Caminar entre zumbados
En la esquina donde, antes de la pandemia, fornidos jóvenes me embestían sin mirar y hablando por el móvil, tuve a bien esquivar a un par de ejemplares parecidos, pero con mascarilla
He visto antes cielos nocturnos como estos. En los momentos moralmente turbios mantienen una armoniosa indiferencia.
Salí a la calle, por primera vez, a comprar los zapatos especiales que precisaba y deseando encontrarme con Eva, la dependienta que siempre acierta. Necesitaba unas deportivas, pero acabé también con unas sandalias rojas que me pusieron las extremidades más extremas de extremado buen humor.
Otra cosa es la realidad. En la esquina donde, antes de la pandemia, fornidos jóvenes me embestían sin mirar y hablando por el móvil, tuve a bien esquivar a un par de ejemplares parecidos, pero con mascarilla. Metros adelante, una vieja más vieja que yo pero más asistida por el Señor avanzó por su izquierda, sin desviarse ni un centímetro al tenerme a tiro. No llevaba mascarilla, pero un crucifijo de plata XXL le protegía los pulmones. Y así casi todo.

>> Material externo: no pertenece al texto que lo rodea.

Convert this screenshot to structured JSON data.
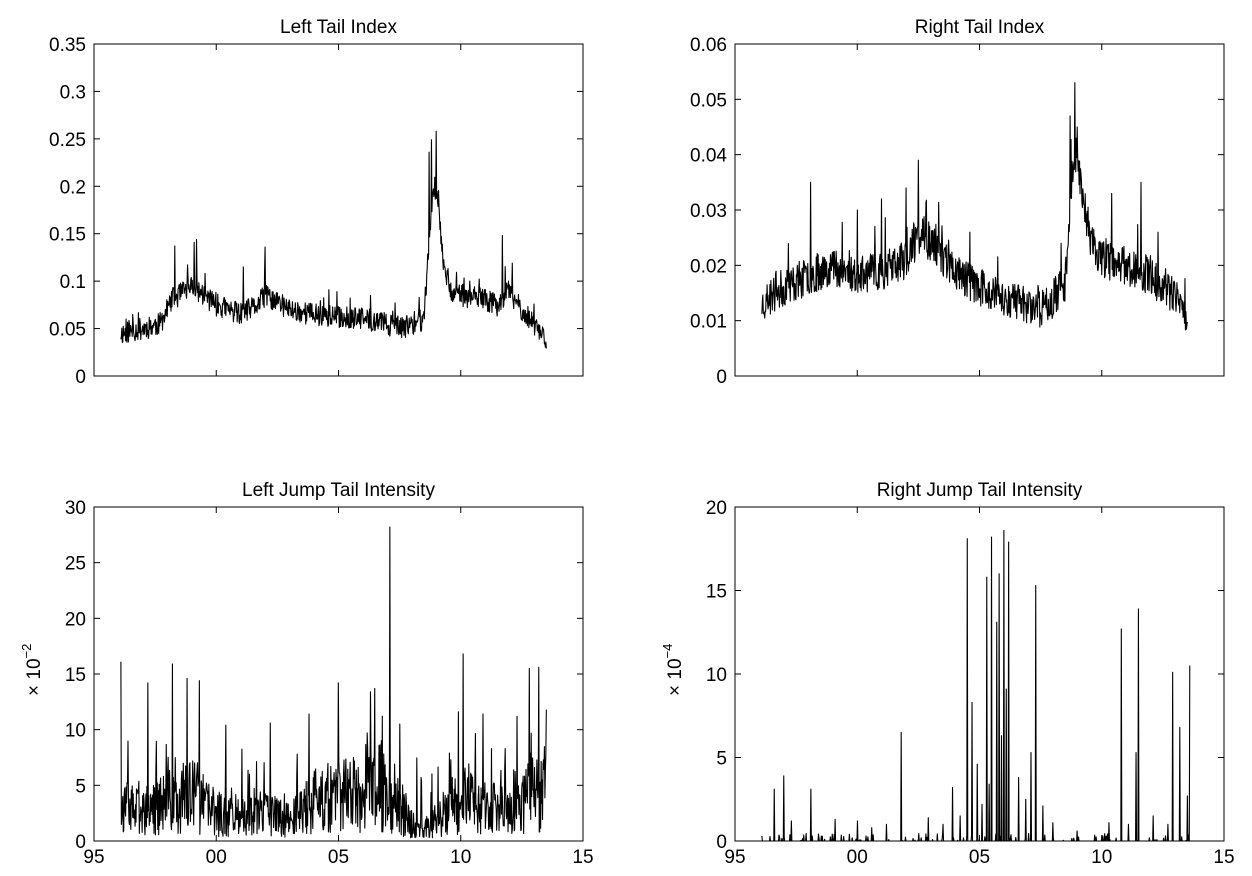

Viene lo difícil, pues. La tremenda crisis económica y humanitaria, el desparrame unido a la impericia, las insoportables colas en bancos de alimentos y la mala leche de los que tienen de todo y hasta frivolidad les sobra; la eterna sucia sangre de este puñetero país entretejido con tantas variedades de distritos como de bilis. Cuando me preguntan si estas semanas de miedo y confinamiento me inspiran (se lo preguntan a todos los que escriben), respondo que no. Lo único sobre lo que los mejores podrán escribir será acerca del tiempo que ha comenzado. Porque cuando el bicho haya pasado a peor existencia no querremos recordar lo que ocurrió. Para poner un ejemplo de la Transición, en los kioscos se pedirá Interviú, no Cuadernos para el diálogo. Borrón y cuenta nueva.
Sin embargo, qué buen escenario, el que viene, para grandes novelas. Sobre todo, policíacas. Y para series. Y películas. Me viene a la mente el magnífico arranque de la tercera temporada de Babylon Berlin, con ese Banco berlinés (fin de todo: de la democracia, de los años 20), de cuyos techos manan documentos y folios, como inútil papel moneda; y de donde llueven suicidas, y personas sonadas por la súbita ruina. De aquella hecatombe, en otro continente, nació el primero, genuino y para mí único King-Kong, aquel en que la protagonista es reclutada en una calle neoyorquina, después de desmayarse de hambre a la espera de una olla común. Preston Sturges hizo una comedia genial (Los viajes de Sullivan), y John Steinbeck escribió Las uvas de la ira, que llevó al cine John Ford. Habrá arte y habrá belleza, surgidos de la búsqueda de una explicación.
De esa cacería solitaria que cada creador emprende, en pos del sentido de la vida. Algo que jamás consigue averiguar, pero cuyo intento traducido en obras nos merece la pena.
He conocido cielos así. Inalcanzables. Calmos, entre el ruido estúpido y la ciega furia. Por la noche salgo al balcón y pienso en todo esto. Cuando no hay nadie. Ahora, con mis sandalias.